William Golding – Lord of the Flies

 

Lord of the Flies is William Golding’s first novel and is now considered a must read classic.  A group of British boys are stranded on an island and left on their own to survive.  They elect a chief and attempt to create a hierarchical system in which labour and tasks are divided up.

Ralph, the elected chief, is in possession of a conch which he uses to call assemblies and designate the speaker.  He talks to the group about the importance of keeping a signal fire and the need to build shelters.  These orders are followed for a time.

Jack, the head hunter, is rather ambitious and wants the title of chief for himself.  He does everything he can to prove he is not a coward.  He gains much accolades when he and his hunters kill their first boar but at a heavy price.

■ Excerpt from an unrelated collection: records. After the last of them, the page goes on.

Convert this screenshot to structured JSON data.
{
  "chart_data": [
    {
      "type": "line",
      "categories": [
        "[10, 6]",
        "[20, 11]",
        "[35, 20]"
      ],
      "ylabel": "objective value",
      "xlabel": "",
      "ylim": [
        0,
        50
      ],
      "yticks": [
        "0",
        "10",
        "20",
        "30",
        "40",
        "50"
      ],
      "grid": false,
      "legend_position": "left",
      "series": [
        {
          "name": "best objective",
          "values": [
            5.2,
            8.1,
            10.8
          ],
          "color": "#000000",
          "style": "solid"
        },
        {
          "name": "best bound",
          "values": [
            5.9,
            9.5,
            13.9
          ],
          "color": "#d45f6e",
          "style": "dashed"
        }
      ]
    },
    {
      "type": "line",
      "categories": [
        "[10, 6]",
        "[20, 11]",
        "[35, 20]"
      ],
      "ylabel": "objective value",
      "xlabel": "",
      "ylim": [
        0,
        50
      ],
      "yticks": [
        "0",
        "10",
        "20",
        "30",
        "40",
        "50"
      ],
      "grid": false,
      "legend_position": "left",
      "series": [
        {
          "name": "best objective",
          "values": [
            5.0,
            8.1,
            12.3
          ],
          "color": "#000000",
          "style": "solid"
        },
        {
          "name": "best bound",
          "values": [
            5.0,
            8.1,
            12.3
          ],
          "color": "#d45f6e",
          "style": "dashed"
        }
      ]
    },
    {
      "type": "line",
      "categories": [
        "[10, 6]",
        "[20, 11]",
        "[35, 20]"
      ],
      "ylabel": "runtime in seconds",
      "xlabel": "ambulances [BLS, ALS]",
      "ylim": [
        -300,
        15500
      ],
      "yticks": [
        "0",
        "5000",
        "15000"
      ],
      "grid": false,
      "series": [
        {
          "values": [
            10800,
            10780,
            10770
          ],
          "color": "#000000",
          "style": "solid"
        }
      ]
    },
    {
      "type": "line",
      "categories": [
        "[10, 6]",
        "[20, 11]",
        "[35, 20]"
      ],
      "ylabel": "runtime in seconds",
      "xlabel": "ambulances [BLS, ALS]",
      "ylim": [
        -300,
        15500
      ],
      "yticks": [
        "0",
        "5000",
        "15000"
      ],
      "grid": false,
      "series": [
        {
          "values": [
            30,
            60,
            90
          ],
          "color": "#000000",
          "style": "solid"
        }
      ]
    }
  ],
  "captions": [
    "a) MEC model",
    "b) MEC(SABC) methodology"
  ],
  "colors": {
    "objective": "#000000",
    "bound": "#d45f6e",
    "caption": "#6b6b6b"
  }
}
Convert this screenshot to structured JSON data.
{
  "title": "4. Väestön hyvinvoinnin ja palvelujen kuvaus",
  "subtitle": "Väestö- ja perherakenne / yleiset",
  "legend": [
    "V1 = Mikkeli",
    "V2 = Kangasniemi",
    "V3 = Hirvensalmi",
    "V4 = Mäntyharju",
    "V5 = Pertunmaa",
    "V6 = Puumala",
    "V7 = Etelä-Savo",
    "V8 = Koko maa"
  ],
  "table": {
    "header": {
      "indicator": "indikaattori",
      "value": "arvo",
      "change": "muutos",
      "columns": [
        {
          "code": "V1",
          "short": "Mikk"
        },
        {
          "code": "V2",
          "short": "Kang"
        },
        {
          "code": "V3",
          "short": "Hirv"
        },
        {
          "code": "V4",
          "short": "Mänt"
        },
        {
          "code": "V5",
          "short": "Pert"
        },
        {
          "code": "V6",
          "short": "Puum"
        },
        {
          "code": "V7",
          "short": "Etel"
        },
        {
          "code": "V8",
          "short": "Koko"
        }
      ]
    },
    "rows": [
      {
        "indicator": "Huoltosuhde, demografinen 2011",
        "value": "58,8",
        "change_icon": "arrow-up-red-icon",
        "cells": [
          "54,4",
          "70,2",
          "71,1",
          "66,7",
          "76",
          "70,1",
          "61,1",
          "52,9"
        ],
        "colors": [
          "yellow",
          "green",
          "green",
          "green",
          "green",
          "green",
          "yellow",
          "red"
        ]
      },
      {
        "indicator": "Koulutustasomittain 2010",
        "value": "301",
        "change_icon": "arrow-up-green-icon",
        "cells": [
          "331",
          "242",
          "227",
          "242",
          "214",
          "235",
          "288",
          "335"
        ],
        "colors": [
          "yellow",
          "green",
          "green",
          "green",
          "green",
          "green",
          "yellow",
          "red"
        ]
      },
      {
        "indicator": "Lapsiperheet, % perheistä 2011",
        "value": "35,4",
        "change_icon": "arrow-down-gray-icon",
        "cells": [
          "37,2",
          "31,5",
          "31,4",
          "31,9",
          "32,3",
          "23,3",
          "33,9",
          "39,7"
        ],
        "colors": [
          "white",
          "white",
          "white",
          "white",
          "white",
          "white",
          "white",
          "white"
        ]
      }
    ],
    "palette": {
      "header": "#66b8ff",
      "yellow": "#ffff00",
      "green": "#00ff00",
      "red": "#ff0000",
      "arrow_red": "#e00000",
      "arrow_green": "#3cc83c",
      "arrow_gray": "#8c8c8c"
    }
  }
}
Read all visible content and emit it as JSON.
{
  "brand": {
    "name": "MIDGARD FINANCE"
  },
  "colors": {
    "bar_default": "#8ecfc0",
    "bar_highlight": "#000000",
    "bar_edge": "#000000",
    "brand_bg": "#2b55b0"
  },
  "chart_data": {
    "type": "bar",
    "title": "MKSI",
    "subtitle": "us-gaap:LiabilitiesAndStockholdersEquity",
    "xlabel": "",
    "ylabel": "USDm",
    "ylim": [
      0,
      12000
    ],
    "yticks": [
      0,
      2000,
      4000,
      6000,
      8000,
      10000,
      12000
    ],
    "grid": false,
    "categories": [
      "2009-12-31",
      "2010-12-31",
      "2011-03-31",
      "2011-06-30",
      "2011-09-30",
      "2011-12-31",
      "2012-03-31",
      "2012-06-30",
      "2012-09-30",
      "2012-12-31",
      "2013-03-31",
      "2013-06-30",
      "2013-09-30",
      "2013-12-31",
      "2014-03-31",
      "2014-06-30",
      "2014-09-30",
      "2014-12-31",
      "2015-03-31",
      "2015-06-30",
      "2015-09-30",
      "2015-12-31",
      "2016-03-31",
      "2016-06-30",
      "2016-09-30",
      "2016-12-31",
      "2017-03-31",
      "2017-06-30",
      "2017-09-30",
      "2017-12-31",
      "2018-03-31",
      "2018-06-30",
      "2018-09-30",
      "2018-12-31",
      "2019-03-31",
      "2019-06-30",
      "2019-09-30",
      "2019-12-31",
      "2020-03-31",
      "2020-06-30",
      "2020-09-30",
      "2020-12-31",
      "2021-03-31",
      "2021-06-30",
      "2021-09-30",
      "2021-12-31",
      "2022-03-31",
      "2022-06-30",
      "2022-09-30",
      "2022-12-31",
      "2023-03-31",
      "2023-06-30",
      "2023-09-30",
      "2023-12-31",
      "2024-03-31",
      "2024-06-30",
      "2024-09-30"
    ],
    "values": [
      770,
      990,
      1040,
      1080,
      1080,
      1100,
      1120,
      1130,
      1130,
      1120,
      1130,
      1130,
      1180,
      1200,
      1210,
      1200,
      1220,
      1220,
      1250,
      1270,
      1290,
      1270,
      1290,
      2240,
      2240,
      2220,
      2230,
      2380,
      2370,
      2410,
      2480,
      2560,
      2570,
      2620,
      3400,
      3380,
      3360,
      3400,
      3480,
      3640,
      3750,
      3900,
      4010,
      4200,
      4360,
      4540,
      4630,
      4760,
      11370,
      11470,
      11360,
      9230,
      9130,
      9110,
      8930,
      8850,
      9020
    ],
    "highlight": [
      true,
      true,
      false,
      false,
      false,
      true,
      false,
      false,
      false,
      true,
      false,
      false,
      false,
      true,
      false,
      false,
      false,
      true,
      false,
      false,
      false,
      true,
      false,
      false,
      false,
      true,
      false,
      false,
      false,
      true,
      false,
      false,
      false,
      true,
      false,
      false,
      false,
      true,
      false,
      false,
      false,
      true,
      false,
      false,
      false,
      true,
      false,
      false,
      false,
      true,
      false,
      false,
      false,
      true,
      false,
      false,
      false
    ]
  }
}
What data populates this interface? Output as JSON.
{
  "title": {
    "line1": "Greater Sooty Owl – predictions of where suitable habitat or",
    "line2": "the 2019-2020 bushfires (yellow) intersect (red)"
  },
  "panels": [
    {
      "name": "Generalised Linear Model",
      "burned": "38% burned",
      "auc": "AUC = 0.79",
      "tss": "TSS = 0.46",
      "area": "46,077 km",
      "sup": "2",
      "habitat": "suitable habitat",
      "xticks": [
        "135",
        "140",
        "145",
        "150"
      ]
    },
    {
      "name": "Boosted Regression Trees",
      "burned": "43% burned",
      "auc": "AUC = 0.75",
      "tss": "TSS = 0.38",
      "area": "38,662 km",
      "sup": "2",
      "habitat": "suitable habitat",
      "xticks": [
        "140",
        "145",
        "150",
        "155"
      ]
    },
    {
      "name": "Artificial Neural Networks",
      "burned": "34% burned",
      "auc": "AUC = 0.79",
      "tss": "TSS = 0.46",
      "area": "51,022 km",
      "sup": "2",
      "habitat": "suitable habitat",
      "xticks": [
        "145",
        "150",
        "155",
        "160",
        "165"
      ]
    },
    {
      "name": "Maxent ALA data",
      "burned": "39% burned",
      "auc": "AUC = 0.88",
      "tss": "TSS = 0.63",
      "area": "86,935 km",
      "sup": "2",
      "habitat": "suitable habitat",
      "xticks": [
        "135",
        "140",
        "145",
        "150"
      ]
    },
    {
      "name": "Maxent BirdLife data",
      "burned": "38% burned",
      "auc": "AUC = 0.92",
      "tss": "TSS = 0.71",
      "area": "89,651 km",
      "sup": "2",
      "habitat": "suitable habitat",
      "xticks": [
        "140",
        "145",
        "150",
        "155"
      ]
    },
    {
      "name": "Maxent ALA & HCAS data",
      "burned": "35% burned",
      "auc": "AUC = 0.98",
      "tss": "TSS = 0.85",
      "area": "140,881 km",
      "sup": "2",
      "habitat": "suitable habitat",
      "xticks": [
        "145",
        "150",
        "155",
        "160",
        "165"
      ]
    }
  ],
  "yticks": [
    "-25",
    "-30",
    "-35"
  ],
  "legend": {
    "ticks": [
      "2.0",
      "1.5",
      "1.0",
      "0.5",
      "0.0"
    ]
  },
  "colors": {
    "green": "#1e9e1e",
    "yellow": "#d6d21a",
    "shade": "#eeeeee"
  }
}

Piggy, a fat kid with ass-mar, seems to do nothing but complain.  He does, however, always makes the most sense but is always ignored.  If the conch symbolizes rules and regulations, then Piggy represents sanity and structure.  When both icons collapse, all hell breaks lose.

Beelezebob is a Hebrew word literally translated as Lord of the Flies.  He is a demon and has associations with Hell.  Once you know this, the whole scene with Simon and the pig’s head makes a bit more sense.  In particular the lines,

“This is ridiculous.  You know perfectly well you’ll only meet me down there – so don’t try to escape!”

What is William Golding saying if not that at the core all men are evil and they will be going to hell?  And to finish off his novel he ends with,

    “……..Ralph wept for the end of innocence, the darkness of man’s heart, and………………..”

That line alone makes me want to re-read Joseph Conrad’s Heart of Darkness.  I can almost guarantee I will enjoy it more now that I don’t need to read it as a school text.  I personally think men are naturally good, just certain individuals do things not to be evil but for their own pleasures.  You could call it selfish but not evil. Or maybe that is the definition of evil?